Eski ve yeni araçların yan yana durduğu garajdan anons yapan Fox muhabirine arabalarla görüntü vermek istemeyen Başkan, gideceği yere “yürüyerek” gitmeyi tercih eder. Ve, bu konuşması da yayına taşınır.

Sendika Başkanı İsa Gök, “Keşke olmasaydı, keşke almasaydık diyoruz” diye mecburi, pek de inandırıcı olmayan, yarım ağız pişmanlık dile getirir.
 
Türk İş Konfederasyonu Başkanı, “doğru” bulmadığını söyler ama ne konfederasyon ne işçilerden kayda değer bir tepki gelmez.

Akıllara da bir zamanlar Jaguar marka otomobiliyle ünlenen Maden İş Sendikası Başkanı Şemsi Denizer düşer. Aslında Şeker İş Başkanı’nın tek haklı noktası “sendikacılar aleminde bunun yeni bir şey olmadığı” konusudur.

Gerçi Şeker İş Başkanı, “Bu konulara mı kalındı…” diyerek bunun haber değeri olmadığını düşünür. Haber, birilerinin yayında görmek istemediği şeydir.



BAK BU AYIP BİR ŞEY!

Üçüncü öykü Tarım Bakanı Pakdemirli’ye ait.

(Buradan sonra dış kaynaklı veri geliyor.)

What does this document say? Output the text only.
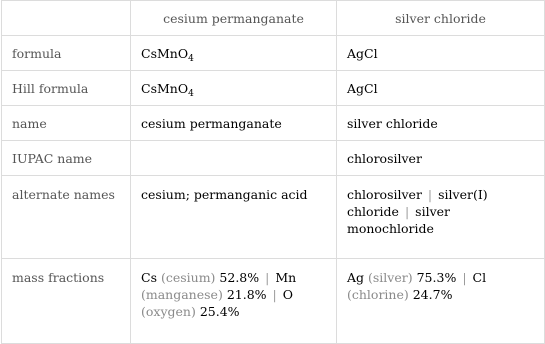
	cesium permanganate	silver chloride
formula	CsMnO$_4$	AgCl
Hill formula	CsMnO$_4$	AgCl
name	cesium permanganate	silver chloride
IUPAC name		chlorosilver
alternate names	cesium; permanganic acid	chlorosilver | silver(I) chloride | silver monochloride
mass fractions	Cs (cesium) 52.8% | Mn (manganese) 21.8% | O (oxygen) 25.4%	Ag (silver) 75.3% | Cl (chlorine) 24.7%
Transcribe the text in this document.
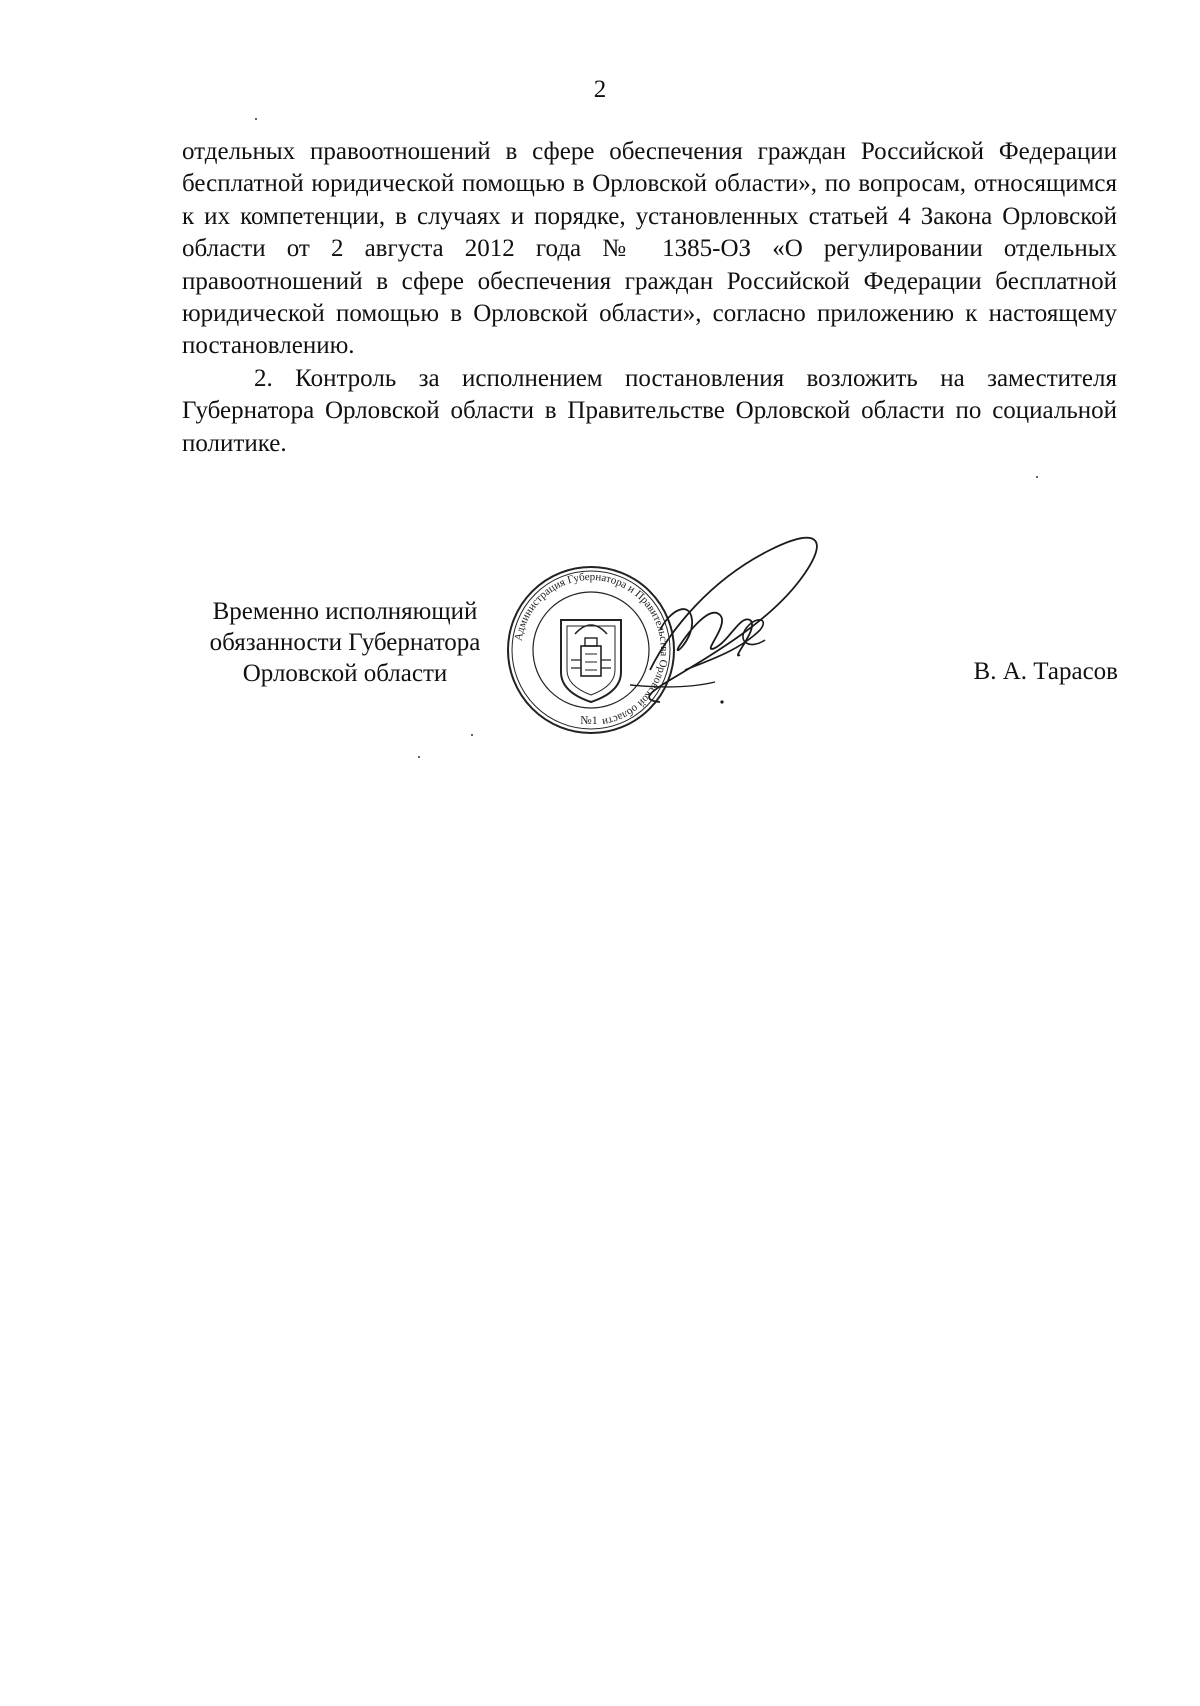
2

отдельных правоотношений в сфере обеспечения граждан Российской Федерации бесплатной юридической помощью в Орловской области», по вопросам, относящимся к их компетенции, в случаях и порядке, установленных статьей 4 Закона Орловской области от 2 августа 2012 года № 1385-ОЗ «О регулировании отдельных правоотношений в сфере обеспечения граждан Российской Федерации бесплатной юридической помощью в Орловской области», согласно приложению к настоящему постановлению.

2. Контроль за исполнением постановления возложить на заместителя Губернатора Орловской области в Правительстве Орловской области по социальной политике.

Временно исполняющий
обязанности Губернатора
Орловской области
Администрация Губернатора и Правительства Орловской области
№1
В. А. Тарасов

Haftanın önemli gündem maddelerinden birisi, 300 TIR dolusu etin önce alınıp, sonra ihalesi yapıldığı iddialarıdır. Bir toplantı çıkışında Tarım Bakanı Pakdemirli’yi yakalayan Fox Haber muhabiri Damla Yıldız Söken, gündemdeki 300 TIR'lık etin önce alınıp, sonra ihalesi yapıldığı iddiasını sormak ister.

Bakan gülümseyerek durur, dinler.

Muhabir, “Geçtiğimiz günlerde Et Süt Kurumu bir ihale açtı, 300 TIR'lık …” diye başladığı sorusunu tamamlayamaz. Çünkü, arkalardan kopup gelen Basın Danışmanı, “Özür dilerim, özür dilerim” diyerek araya girer. “Sayın Bakanım, lütfen” diyerek Pakdemirli'yi hızla uzaklaştırır.

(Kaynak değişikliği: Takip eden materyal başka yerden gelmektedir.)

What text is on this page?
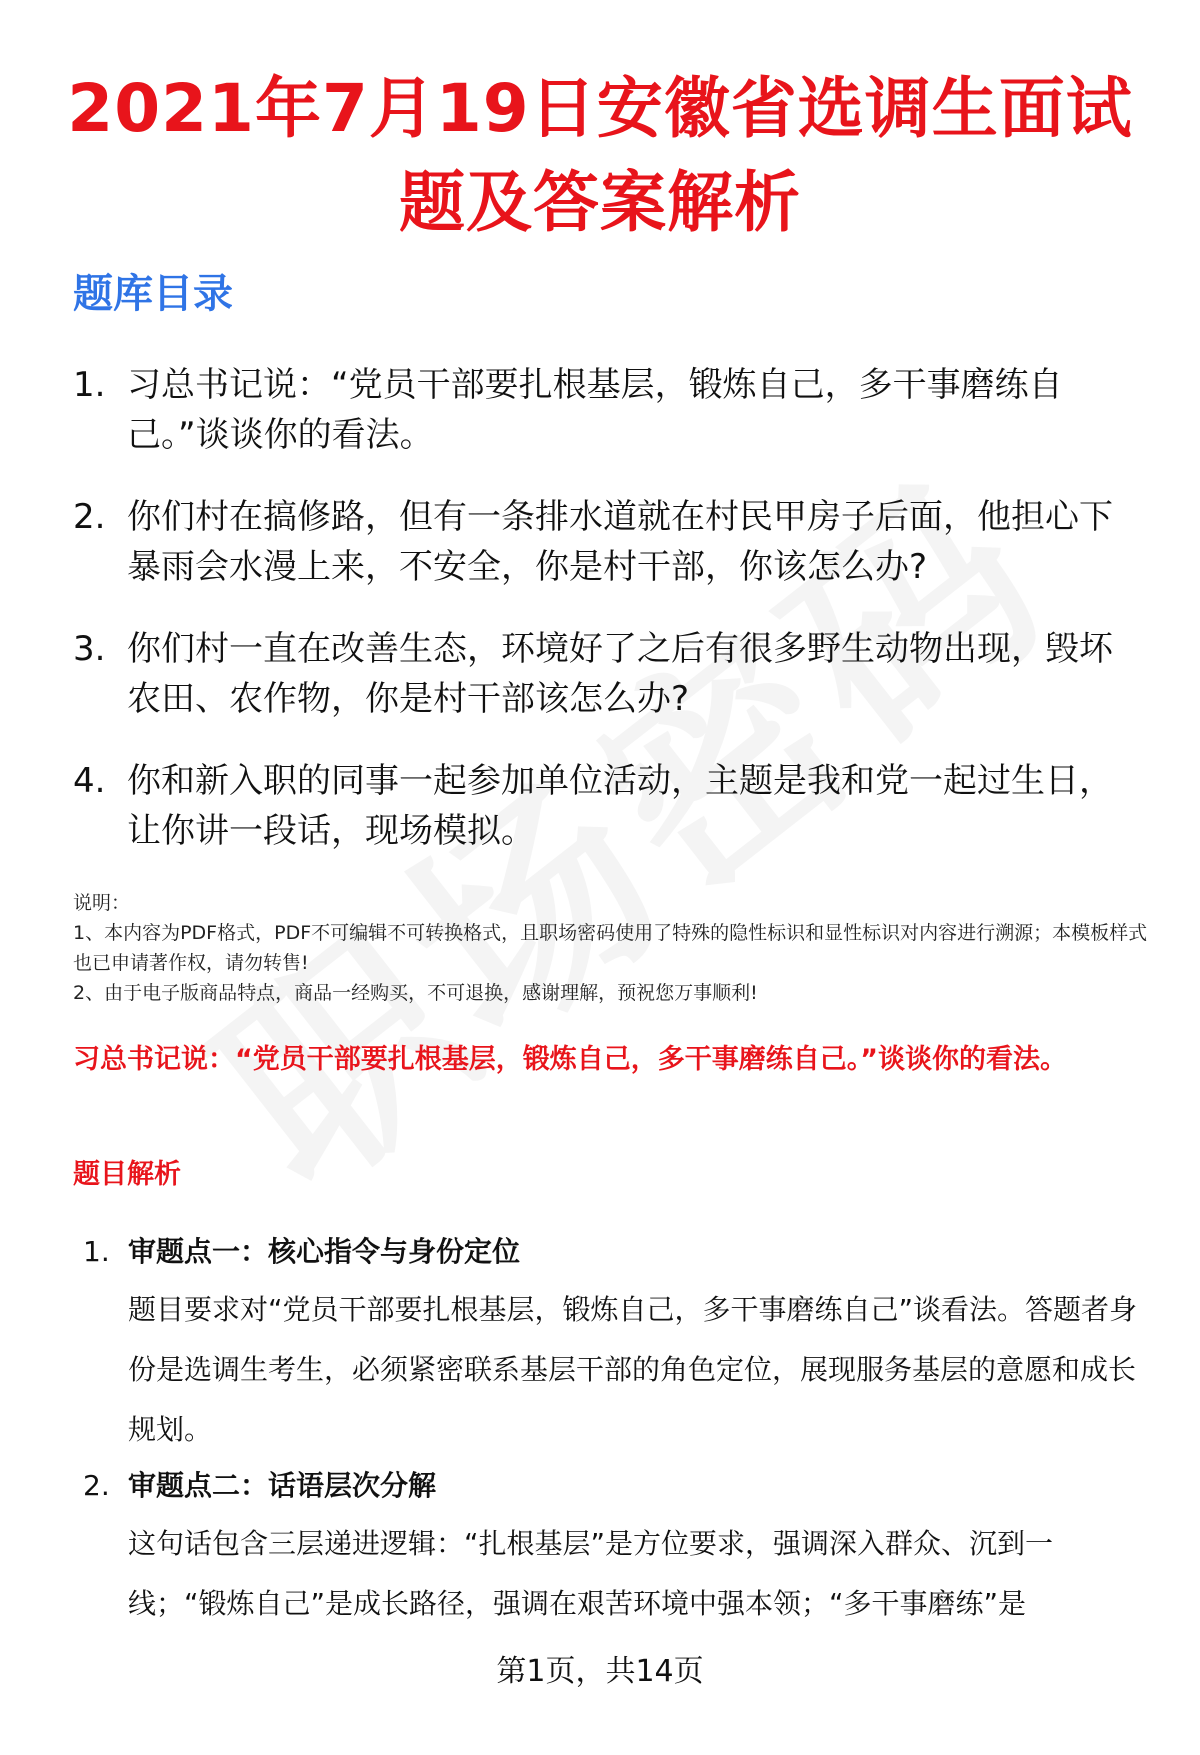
2021年7月19日安徽省选调生面试题及答案解析
题库目录
1. 习总书记说：“党员干部要扎根基层，锻炼自己，多干事磨练自己。”谈谈你的看法。
2. 你们村在搞修路，但有一条排水道就在村民甲房子后面，他担心下暴雨会水漫上来，不安全，你是村干部，你该怎么办?
3. 你们村一直在改善生态，环境好了之后有很多野生动物出现，毁坏农田、农作物，你是村干部该怎么办?
4. 你和新入职的同事一起参加单位活动，主题是我和党一起过生日，让你讲一段话，现场模拟。
说明：
1、本内容为PDF格式，PDF不可编辑不可转换格式，且职场密码使用了特殊的隐性标识和显性标识对内容进行溯源；本模板样式也已申请著作权，请勿转售!
2、由于电子版商品特点，商品一经购买，不可退换，感谢理解，预祝您万事顺利!
习总书记说：“党员干部要扎根基层，锻炼自己，多干事磨练自己。”谈谈你的看法。
题目解析
1. 审题点一：核心指令与身份定位
题目要求对“党员干部要扎根基层，锻炼自己，多干事磨练自己”谈看法。答题者身份是选调生考生，必须紧密联系基层干部的角色定位，展现服务基层的意愿和成长规划。
2. 审题点二：话语层次分解
这句话包含三层递进逻辑：“扎根基层”是方位要求，强调深入群众、沉到一线；“锻炼自己”是成长路径，强调在艰苦环境中强本领；“多干事磨练”是
第1页，共14页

Muhabir itiraz eder; “Bakan dinlerken araya giriyorsunuz. Biz soruyoruz, kendisi dinliyor.”
 
Bakanı uzaklaştırdıktan sonra, hızını alamayan Basın Danışmanı, geri döner ve gazeteciye ayar vermeye kalkar. “Ustam niye çekiyorsun? Bak bu ayıp bir şey!”

Gazeteciyi, gazeteciliğini yaptığı için ayıplayan bir basın danışmanı, meslek tanımını hatırlayıp kendi ayıbından pişman olmuş mudur bilmiyoruz. Bildiğimiz, Bakan Bey’in danışmanını dinleyip, hiç sesini çıkarmadan uzaklaştığı ve sonraki süreçte etlerle ilgili bir açıklama yapmadığı.


 
Müslüm Gürses’in “Son pişmanlık neye yarar” şarkısı, “Her şeyin bir bedeli var” diye devam eder.
Bedelinin olup olmadığı, olursa nasıl ödeneceğini ise günler gösterecek.